The correlation between OS- and bone marrow-derived MSCs remains uncertain. Mohseny et al (23) reported that OS originates from MSCs as a consequence of aneuploidization and the genomic loss of cyclin-dependent kinase inhibitor 2, which suggests an obstacle to the clinical use of MSCs. Shimizu et al (24) reported that the overexpression of c-myc with a loss of Ink4a/Arf transforms bone marrow-derived cells into OS. These two groups focused on early genetic events in the pathogenesis of OS, where MSCs are candidates for tumor origin. Conversely, several groups have emphasized a supportive role of MSCs, a heterogeneous stromal cellular population, as a member of the tumor microenvironment. Johann et al (25) reported that tumor stromal cells derived from 11 cases of pediatric malignancies, including two cases of OS, exhibited MSC-like properties and impaired NK cell cytotoxicity. Brune et al (26) examined six cases of OS and reported that non-malignant MSCs were isolated from human primary OS samples, stressing the hypothesis that bone-marrow MSCs may be related to tumor stromal MSCs. Previously, Bian et al (4) reported that human MSCs promoted OS growth through a positive feedback loop involving IL-6. Although a number of previous researchers have studied the secretion of cytokines, including IL-6, IL-10, CCL5 and vascular endothelial growth factor (2) by MSCs, the importance of IL-6 in the enhancement of MSC proliferation by OS cells has been stressed and vice versa. The gene expression profile analysis of the current study confirmed the expression of IL-6 and IL-6 receptors on MSCs and COS1NR cells and successfully demonstrated that the IL-6 antibody inhibited the effect of MSCs on COS1NR cells in a co-culture experiment and tumor-forming assays in rats.

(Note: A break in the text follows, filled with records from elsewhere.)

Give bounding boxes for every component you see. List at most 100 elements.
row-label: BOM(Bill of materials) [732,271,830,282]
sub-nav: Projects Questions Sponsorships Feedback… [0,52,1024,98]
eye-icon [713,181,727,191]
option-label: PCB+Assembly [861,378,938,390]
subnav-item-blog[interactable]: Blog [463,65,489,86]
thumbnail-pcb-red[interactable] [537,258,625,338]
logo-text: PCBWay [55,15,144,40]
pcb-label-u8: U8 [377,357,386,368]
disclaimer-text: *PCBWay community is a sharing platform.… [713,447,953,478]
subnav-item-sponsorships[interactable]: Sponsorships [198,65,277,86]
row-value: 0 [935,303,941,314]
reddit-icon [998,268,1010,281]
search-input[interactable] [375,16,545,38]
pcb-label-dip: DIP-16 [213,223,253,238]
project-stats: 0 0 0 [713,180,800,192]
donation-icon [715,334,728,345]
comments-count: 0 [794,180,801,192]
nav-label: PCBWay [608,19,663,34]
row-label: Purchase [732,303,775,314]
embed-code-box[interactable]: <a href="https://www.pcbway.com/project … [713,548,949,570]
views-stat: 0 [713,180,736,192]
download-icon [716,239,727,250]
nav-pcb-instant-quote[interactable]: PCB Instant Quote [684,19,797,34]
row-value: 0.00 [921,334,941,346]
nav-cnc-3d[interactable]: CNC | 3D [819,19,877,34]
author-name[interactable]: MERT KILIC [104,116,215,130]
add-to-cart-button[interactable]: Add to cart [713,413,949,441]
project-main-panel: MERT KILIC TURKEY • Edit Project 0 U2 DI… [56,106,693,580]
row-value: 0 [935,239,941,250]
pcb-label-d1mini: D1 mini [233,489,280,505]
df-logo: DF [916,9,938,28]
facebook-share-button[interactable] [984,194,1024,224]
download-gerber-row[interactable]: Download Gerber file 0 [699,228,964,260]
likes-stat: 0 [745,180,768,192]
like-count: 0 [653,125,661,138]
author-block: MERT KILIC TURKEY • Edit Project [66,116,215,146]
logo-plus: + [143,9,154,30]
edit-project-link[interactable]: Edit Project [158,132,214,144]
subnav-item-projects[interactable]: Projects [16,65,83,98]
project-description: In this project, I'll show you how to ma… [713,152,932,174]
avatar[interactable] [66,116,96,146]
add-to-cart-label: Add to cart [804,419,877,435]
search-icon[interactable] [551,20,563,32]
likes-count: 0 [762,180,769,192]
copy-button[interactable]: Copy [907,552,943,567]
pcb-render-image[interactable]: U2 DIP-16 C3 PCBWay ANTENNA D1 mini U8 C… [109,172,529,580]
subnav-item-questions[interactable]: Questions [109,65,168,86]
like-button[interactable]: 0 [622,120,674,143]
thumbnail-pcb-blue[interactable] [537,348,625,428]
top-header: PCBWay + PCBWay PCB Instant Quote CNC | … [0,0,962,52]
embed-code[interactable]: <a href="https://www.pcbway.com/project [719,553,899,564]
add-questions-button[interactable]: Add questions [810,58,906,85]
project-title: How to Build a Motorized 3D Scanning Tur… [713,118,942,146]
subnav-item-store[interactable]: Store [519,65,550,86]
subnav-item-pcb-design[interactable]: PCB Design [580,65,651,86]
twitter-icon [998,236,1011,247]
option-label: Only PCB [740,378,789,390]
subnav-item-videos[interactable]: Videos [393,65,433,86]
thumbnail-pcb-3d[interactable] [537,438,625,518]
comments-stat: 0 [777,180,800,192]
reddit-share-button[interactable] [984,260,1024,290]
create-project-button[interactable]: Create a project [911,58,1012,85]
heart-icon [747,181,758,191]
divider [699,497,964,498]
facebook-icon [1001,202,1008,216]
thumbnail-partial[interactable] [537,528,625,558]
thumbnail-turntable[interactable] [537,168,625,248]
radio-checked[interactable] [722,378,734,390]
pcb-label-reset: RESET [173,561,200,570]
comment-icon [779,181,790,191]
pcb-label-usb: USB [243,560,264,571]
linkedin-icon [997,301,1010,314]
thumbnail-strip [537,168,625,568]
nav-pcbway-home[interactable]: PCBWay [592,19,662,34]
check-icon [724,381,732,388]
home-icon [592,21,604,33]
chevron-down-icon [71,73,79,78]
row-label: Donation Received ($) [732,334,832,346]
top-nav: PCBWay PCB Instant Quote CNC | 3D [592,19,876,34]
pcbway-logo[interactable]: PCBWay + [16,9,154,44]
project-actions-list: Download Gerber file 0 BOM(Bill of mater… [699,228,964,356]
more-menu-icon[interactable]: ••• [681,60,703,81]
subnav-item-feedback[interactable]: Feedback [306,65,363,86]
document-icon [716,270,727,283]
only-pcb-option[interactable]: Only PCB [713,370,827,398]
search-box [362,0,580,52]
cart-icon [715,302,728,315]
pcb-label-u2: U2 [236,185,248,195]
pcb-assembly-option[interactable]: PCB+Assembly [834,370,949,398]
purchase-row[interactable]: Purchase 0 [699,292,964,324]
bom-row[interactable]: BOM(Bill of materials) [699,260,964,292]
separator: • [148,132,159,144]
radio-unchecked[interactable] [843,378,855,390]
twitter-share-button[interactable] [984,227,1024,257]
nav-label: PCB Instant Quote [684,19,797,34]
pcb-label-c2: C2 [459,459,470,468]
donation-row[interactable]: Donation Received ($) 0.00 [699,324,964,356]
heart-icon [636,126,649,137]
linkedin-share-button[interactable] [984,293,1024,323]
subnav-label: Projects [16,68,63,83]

MSCs may compensate for the desensitization of β2AR signaling on OS cells. The inhibition of the β2AR pathway in MSCs recruited to the tumor may be a therapeutic target in the field of musculoskeletal oncology.
This study was supported by a Grant-in-aid to K. H. (no. 20591765) and A. K. (no. 24592241) from the Ministry of Education, Culture, Sports, Science and Technology, Japan.